Use this skill when the user wants to render, preview, publish, share, or make Markdown easier to read. It supports a single .md file or a folder of .md files.

This is an agent-first skill. The goal is not to mechanically convert Markdown tags into HTML tags. The goal is to read the source, infer the reader's task, and design a page that makes the content easier to scan, understand, compare, and use.

Default Workflow

  1. Inspect the input file or folder and read the Markdown content.
  2. Determine the document's real reading purpose, such as a report, guide, interview pack, decision record, implementation plan, review, tutorial, knowledge note, changelog, or mixed document.
  3. Identify local semantic blocks instead of relying only on document type:
    • executive summary, key takeaways, risks, decisions, action items
    • steps, timeline, roadmap, checklist, status, owners
    • Q&A, interview questions, prompts, answers, follow-ups
    • comparisons, trade-offs, pros/cons, options, matrices
    • metrics, counts, constraints, assumptions, warnings
    • code examples, API references, diagrams, tables, citations
  4. Design an information structure for the page before writing HTML:
    • useful first viewport with title, context, summary, and document-specific signals
    • navigation or section map when the document is long
    • component choices that match the content, not just generic prose
    • responsive behavior for desktop and mobile
  5. Generate a self-contained HTML file with inline CSS and JS.
  6. Validate the HTML statically for complete structure, self-contained assets, valid links/anchors where practical, responsive CSS, and obvious accessibility issues.
  7. Open a browser for visual inspection only when the user explicitly asks for preview/verification, the page has complex layout, JavaScript interaction, Mermaid, charts, or meaningful responsive behavior, or the agent changed an existing visual design.
  8. Iterate if the result still looks like plain Markdown, has weak hierarchy, crowded spacing, broken wrapping, inaccessible contrast, or mobile layout issues.

Design Rules

  • Do not preserve Markdown structure mechanically when a better reading structure is obvious.
  • Do not invent facts. Summaries, stats, badges, labels, and classifications must be derived from the source content or clearly phrased as structural labels.
  • Prefer a small set of reusable human-reading components over document-type templates:
    • summary strip
    • stat grid
    • callout
    • comparison table or option matrix
    • timeline
    • step flow
    • collapsible Q&A
    • checklist panel
    • decision card
    • risk/action item list
    • code explanation block
    • diagram section
  • Use visual hierarchy deliberately: typography, spacing, borders, muted backgrounds, accent colors, section labels, and stable component dimensions.
  • Avoid generic landing pages. The first screen should expose the actual content.
  • Keep the output portable as a single HTML file unless the user asks for external assets.
  • If the Markdown contains Mermaid, either preserve and load Mermaid or convert the diagram to a readable fallback block.
  • If the Markdown contains code, preserve syntax and context; add captions or explanation panels when helpful.
  • If the content is short and plain, keep the design restrained. Do not over-design simple notes.

Quality Bar

Before finishing, check the generated page against these questions:

  • Can a reader understand the document's purpose within the first viewport?
  • Are the most important points surfaced before the long body text?
  • Are repeated structures, such as questions, options, tasks, or releases, rendered as components rather than paragraphs?
  • Are dense tables, code, and diagrams readable on desktop and mobile?
  • Does the page have enough hierarchy and contrast without becoming decorative noise?
  • Does the output avoid the "Markdown with nicer CSS" problem?

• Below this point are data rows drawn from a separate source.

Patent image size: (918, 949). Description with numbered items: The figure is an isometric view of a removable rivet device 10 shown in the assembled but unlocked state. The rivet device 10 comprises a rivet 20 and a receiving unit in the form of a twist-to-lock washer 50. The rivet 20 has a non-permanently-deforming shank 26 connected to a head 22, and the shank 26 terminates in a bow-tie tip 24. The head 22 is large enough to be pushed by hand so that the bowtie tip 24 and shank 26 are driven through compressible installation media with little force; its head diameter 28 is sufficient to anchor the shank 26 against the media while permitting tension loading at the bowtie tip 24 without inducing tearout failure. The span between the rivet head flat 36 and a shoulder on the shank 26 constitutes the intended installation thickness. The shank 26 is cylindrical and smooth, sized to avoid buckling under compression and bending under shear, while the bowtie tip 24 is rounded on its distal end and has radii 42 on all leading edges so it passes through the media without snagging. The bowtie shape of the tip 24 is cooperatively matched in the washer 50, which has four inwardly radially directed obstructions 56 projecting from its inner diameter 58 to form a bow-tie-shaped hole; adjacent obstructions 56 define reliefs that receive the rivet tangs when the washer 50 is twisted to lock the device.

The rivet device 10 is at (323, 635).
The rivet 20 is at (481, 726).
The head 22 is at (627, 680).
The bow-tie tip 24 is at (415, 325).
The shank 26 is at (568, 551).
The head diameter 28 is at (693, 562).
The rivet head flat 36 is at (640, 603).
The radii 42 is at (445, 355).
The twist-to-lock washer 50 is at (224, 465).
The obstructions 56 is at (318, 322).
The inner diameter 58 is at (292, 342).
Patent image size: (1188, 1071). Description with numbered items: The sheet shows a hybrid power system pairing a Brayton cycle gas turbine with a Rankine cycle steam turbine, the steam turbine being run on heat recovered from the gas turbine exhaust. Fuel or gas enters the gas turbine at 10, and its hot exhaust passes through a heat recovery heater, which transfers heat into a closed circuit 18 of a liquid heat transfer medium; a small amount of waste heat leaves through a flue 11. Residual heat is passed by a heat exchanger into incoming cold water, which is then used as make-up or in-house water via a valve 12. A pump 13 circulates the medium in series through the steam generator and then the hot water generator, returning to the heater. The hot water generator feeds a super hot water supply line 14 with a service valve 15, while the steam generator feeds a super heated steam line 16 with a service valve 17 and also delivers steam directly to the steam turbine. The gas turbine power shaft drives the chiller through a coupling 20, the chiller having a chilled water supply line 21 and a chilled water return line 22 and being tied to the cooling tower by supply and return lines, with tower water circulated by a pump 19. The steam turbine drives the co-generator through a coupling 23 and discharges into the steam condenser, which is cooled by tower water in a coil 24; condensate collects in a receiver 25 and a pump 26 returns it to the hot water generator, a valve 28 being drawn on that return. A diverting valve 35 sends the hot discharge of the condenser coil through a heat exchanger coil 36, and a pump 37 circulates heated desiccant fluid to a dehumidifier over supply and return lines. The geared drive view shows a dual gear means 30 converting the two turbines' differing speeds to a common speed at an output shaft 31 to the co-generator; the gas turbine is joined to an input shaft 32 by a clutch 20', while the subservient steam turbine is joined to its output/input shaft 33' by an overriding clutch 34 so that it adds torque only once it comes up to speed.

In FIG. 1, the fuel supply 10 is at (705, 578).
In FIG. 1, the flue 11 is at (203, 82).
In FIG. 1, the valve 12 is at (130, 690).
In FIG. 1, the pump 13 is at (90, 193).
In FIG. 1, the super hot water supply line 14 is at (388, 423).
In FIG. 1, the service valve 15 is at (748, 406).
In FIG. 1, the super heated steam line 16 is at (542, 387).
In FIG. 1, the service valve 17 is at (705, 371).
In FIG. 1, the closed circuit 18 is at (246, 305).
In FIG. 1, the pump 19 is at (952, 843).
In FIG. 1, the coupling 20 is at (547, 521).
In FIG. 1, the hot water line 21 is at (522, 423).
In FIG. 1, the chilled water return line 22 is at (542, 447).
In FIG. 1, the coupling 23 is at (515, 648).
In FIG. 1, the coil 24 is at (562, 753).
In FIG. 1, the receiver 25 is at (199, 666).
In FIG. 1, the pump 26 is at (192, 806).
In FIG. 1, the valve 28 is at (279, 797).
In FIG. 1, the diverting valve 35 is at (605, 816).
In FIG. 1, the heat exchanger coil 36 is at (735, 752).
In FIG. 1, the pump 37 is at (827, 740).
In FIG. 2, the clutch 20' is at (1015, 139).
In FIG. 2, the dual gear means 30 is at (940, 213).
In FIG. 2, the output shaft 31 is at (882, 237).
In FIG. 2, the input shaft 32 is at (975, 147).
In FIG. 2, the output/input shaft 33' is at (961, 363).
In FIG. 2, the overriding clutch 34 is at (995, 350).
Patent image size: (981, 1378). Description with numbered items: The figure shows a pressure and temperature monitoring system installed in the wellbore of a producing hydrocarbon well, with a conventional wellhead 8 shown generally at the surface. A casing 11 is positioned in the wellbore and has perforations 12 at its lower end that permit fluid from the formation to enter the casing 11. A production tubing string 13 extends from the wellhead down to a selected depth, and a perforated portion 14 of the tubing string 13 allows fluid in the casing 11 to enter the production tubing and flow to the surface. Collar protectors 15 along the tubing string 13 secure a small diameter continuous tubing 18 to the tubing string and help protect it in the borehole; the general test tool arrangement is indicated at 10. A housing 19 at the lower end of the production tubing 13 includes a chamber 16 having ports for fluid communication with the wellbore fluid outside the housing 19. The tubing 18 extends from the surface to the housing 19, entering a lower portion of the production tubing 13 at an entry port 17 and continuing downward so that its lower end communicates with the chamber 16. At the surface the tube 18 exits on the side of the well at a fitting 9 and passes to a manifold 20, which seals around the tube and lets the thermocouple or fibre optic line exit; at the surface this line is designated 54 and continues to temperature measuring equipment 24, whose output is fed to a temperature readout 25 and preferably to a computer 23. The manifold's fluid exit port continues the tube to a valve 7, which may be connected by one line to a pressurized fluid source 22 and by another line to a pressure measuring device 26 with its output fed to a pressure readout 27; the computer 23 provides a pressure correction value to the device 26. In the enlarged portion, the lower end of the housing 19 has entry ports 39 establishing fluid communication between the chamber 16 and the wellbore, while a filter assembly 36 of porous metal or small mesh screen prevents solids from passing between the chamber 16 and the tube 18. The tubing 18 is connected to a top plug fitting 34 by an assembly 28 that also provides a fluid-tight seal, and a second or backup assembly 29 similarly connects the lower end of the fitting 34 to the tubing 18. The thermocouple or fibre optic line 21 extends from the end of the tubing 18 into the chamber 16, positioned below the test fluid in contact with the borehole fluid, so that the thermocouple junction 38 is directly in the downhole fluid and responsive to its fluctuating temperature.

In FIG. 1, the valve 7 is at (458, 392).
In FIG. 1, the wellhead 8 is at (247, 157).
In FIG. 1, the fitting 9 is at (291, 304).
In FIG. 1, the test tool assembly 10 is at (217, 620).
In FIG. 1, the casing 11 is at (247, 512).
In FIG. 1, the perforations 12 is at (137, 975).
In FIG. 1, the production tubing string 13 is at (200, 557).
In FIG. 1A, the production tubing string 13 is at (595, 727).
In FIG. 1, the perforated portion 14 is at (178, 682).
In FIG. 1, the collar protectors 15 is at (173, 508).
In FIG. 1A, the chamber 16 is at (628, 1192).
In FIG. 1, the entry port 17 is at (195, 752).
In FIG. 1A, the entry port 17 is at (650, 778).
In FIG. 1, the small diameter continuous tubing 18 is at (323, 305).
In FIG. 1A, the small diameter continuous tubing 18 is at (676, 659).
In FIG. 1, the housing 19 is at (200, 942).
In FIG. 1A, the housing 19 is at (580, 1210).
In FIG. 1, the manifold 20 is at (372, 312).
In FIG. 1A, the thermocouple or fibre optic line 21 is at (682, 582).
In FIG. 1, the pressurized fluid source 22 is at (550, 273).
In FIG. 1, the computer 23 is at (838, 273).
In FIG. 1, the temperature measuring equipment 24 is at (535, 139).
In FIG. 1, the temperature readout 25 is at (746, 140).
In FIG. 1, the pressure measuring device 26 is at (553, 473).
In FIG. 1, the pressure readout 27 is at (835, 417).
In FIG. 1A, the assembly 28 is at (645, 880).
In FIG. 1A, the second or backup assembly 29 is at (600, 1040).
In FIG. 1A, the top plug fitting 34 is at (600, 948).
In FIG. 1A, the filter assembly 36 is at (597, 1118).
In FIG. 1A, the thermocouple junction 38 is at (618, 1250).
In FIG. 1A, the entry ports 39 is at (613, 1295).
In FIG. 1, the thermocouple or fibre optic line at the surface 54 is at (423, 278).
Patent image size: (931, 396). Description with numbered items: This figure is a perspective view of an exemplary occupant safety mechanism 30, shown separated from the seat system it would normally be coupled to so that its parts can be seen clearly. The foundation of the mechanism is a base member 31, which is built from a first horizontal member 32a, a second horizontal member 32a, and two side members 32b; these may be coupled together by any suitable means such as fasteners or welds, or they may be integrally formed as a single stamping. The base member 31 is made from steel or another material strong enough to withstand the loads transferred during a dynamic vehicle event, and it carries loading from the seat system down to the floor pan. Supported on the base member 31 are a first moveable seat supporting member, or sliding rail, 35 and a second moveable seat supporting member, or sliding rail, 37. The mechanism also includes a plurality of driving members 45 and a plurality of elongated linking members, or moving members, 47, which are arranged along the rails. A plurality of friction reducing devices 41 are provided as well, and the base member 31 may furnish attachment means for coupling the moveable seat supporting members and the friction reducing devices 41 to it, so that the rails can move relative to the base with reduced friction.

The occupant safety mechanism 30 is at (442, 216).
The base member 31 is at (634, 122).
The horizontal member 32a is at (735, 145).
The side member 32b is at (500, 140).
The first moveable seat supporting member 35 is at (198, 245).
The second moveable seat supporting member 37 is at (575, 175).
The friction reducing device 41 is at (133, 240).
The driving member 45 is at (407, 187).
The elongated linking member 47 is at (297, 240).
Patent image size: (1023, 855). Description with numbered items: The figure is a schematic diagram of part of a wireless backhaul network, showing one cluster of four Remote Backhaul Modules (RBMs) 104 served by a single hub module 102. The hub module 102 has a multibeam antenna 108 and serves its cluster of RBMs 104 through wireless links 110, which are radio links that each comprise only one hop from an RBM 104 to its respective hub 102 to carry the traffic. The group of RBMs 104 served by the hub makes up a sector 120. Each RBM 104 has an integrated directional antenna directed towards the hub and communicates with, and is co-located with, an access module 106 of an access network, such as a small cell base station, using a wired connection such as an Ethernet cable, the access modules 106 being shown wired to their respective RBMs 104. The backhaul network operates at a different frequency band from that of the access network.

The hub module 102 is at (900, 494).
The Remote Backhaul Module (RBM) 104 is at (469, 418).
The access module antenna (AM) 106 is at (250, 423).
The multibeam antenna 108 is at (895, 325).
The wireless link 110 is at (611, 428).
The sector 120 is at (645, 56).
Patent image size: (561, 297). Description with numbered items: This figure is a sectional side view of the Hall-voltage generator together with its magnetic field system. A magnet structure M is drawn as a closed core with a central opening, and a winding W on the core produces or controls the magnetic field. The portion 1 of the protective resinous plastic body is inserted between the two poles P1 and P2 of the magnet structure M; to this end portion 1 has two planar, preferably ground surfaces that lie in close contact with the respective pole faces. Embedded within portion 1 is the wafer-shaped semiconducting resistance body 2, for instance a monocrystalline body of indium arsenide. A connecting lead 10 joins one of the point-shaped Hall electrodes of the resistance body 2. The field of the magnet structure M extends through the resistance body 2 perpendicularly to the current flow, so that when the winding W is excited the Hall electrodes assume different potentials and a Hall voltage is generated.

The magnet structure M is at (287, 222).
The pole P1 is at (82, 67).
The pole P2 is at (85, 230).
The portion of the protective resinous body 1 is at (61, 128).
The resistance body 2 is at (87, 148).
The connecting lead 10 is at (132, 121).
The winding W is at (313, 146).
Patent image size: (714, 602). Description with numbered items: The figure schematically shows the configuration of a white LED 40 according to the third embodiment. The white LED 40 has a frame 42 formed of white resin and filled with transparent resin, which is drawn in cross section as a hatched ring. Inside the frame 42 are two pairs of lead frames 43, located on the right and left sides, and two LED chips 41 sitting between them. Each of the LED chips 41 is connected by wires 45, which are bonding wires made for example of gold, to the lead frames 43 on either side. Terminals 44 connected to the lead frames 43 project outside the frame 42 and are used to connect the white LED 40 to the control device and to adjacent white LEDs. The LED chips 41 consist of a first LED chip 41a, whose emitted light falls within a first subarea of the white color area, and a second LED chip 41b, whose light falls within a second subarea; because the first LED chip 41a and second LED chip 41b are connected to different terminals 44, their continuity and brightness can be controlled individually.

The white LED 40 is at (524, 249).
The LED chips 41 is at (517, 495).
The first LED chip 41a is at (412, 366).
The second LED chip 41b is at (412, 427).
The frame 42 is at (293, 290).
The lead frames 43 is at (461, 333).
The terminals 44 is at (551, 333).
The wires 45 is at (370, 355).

Use static inspection as the default verification method. Browser screenshots and console checks are optional quality gates for complex pages, not a required step for every conversion.

Maintenance

  • Prefer improving this skill's guidance and quality bar before adding new detector code.
  • Add helper scripts only when they provide narrow tooling, such as file collection, asset copying, HTML validation, or screenshot capture.
  • Do not move the core design decision back into mechanical detector or template enumeration.